1) The fact that the city apparently criticized the belief that it was ok to discriminate against gay people is somehow suggested to be legal grounds to rule against the city even under Smith (neutrally applicable principles are fine even if they restrict religion). What the hell. I mean surely he must realize that the *reason* we enact neutrally applicable principles against things is because we think they are bad. It's just nuts to suggest that it's somehow deep religious animus for people to give the reasons they think a rule is important when someone wants to violate it. I mean what activity wouldn't be subject to enhanced scrutiny on this view. You want to have sex with underage people or hunt endangered animals etc.. and you mention this to legislators they'll no doubt react with all the reasons they think those things should be illegal in the first place whether you claim a religious motivation or not. It's just absurd to say that government agents can't articulate the positive (non-targeted) values their constituents wish them to apply without somehow engaging in religious animus.
But this is the less important of the argument.
2) The bigger claim is that somehow the fact that the city has the power to waive anti-discrimination requirements is proof that not waving them constitutes unconstitutional religious discrimination. HUH? The whole idea of granting agencies discretion is that we want them to weigh certain values in exercising it, values which are usually transmitted through the political process not explicit legislation.
Consider the Smith case itself where native americans wished to use federally illegal hallucinogens in their ceremonies. I support their right to do so from a policy POV but surely the fact that the DEA can grant narrow exceptions to drug laws, e.g., to do scientific research, can't give the use by the native american church constitutionally protected.
I mean the idea behind those exceptions (whether or not legally restricted to them) is (in part) that sometimes studying drugs will help the country better cure, council and warn people away from them (and maybe that in other contexts the, imo stupid, reasons we have for wanting to outlaw drugs don't even plausibly apply) but surely when the religious activity is the very thing that the regulator foolishly is tasked with stopping the fact that they have broad power to grant exceptions doesn't change the fact that they aren't going after the religion with special animus …indeed, if anything, they are much more positively disposed to it than similar non-religious use of psychedelics.
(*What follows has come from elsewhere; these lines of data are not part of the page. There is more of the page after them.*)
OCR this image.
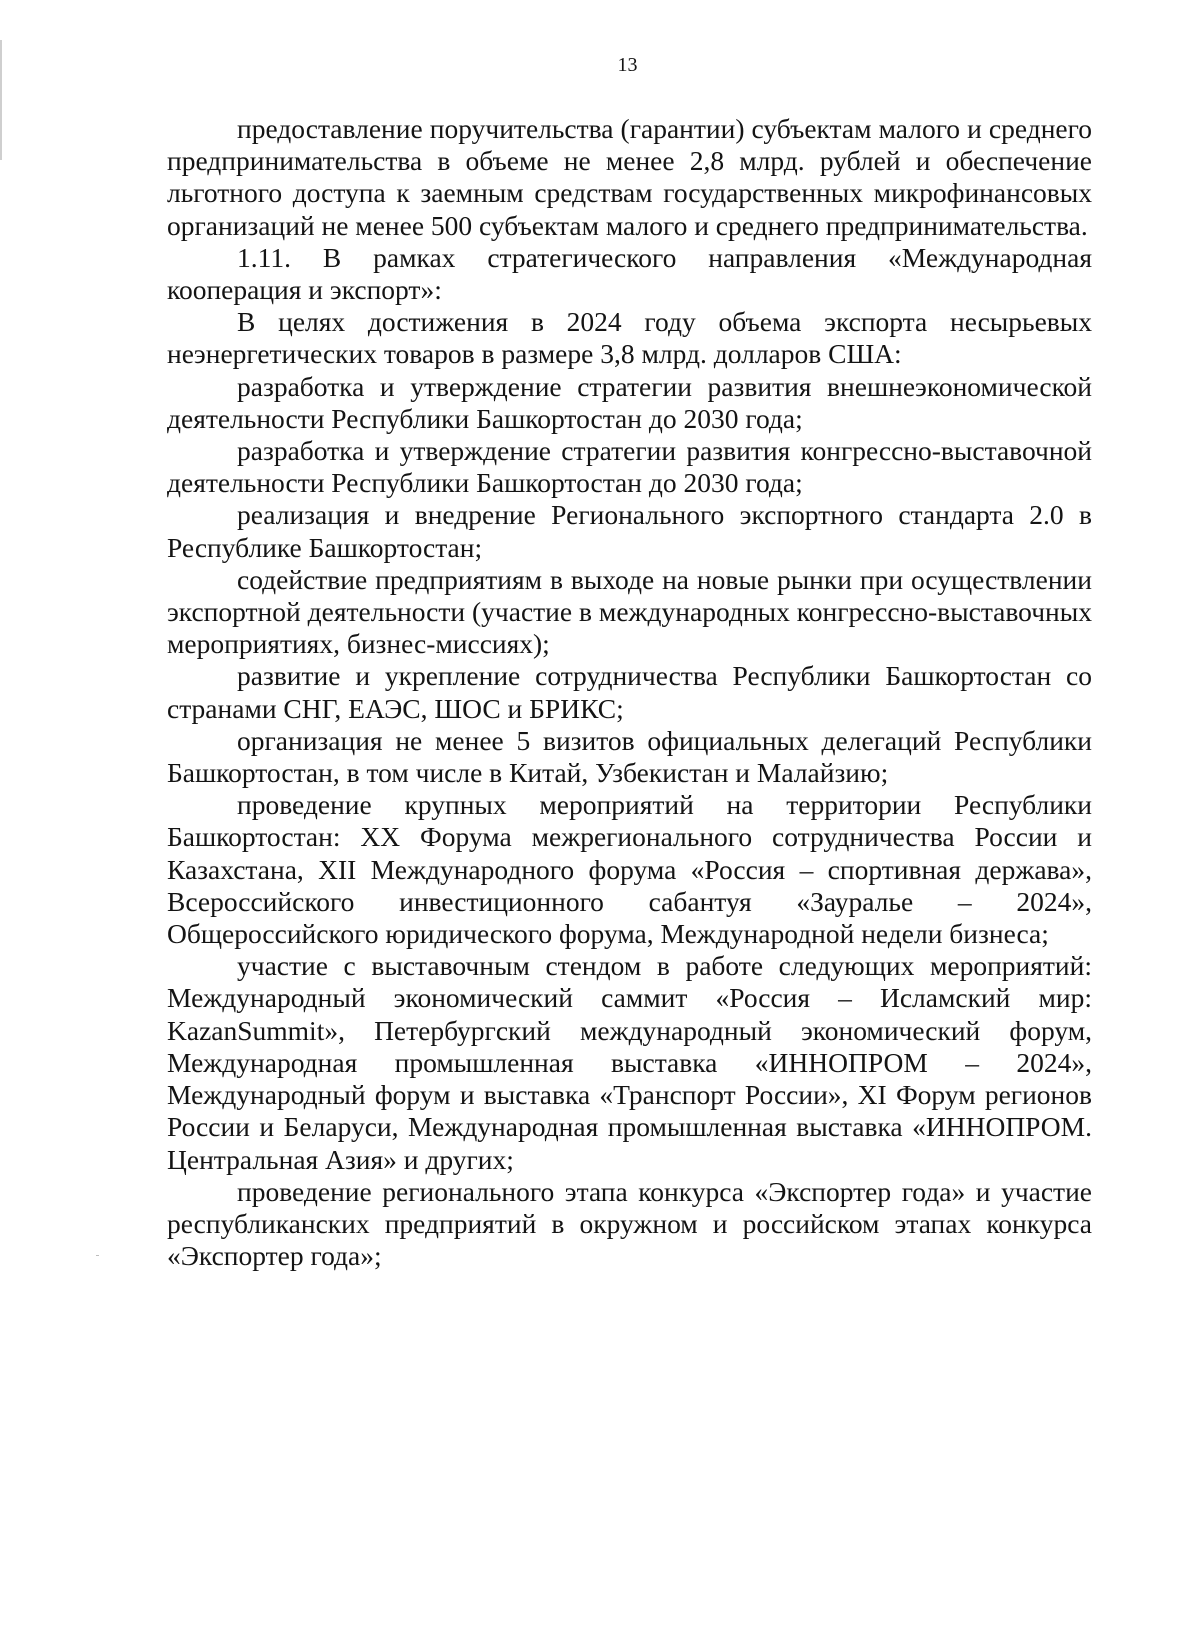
13

предоставление поручительства (гарантии) субъектам малого и среднего предпринимательства в объеме не менее 2,8 млрд. рублей и обеспечение льготного доступа к заемным средствам государственных микрофинансовых организаций не менее 500 субъектам малого и среднего предпринимательства.

1.11. В рамках стратегического направления «Международная кооперация и экспорт»:

В целях достижения в 2024 году объема экспорта несырьевых неэнергетических товаров в размере 3,8 млрд. долларов США:

разработка и утверждение стратегии развития внешнеэкономической деятельности Республики Башкортостан до 2030 года;

разработка и утверждение стратегии развития конгрессно-выставочной деятельности Республики Башкортостан до 2030 года;

реализация и внедрение Регионального экспортного стандарта 2.0 в Республике Башкортостан;

содействие предприятиям в выходе на новые рынки при осуществлении экспортной деятельности (участие в международных конгрессно-выставочных мероприятиях, бизнес-миссиях);

развитие и укрепление сотрудничества Республики Башкортостан со странами СНГ, ЕАЭС, ШОС и БРИКС;

организация не менее 5 визитов официальных делегаций Республики Башкортостан, в том числе в Китай, Узбекистан и Малайзию;

проведение крупных мероприятий на территории Республики Башкортостан: XX Форума межрегионального сотрудничества России и Казахстана, XII Международного форума «Россия – спортивная держава», Всероссийского инвестиционного сабантуя «Зауралье – 2024», Общероссийского юридического форума, Международной недели бизнеса;

участие с выставочным стендом в работе следующих мероприятий: Международный экономический саммит «Россия – Исламский мир: KazanSummit», Петербургский международный экономический форум, Международная промышленная выставка «ИННОПРОМ – 2024», Международный форум и выставка «Транспорт России», XI Форум регионов России и Беларуси, Международная промышленная выставка «ИННОПРОМ. Центральная Азия» и других;

проведение регионального этапа конкурса «Экспортер года» и участие республиканских предприятий в окружном и российском этапах конкурса «Экспортер года»;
In other words this argument is less a coherent call for religious liberty and more of a broadside against the idea of articulating (via politics) broad values messages and leaving individual administrative agencies substantial power to figure out when policies advance those goals. Indeed, if you really took this argument seriously and applied the same level of scrutiny here to every crazy religious view in the world you would either end up with complete gridlock or you would tear the whole idea of judicial restraint down as judges inject themselves into every last corner of government operation and pick and choose policy winners and losers in the guise of religious freedom clauses.
3) I'll mostly ignore the policy claims but I will add that it's an important part of anti-discrimination laws to send a dignity message and a statement of values not just their direct operative effect. I think people often over value these but it's surely not grounds to say therefore they are just being fuckers and have no real government interest.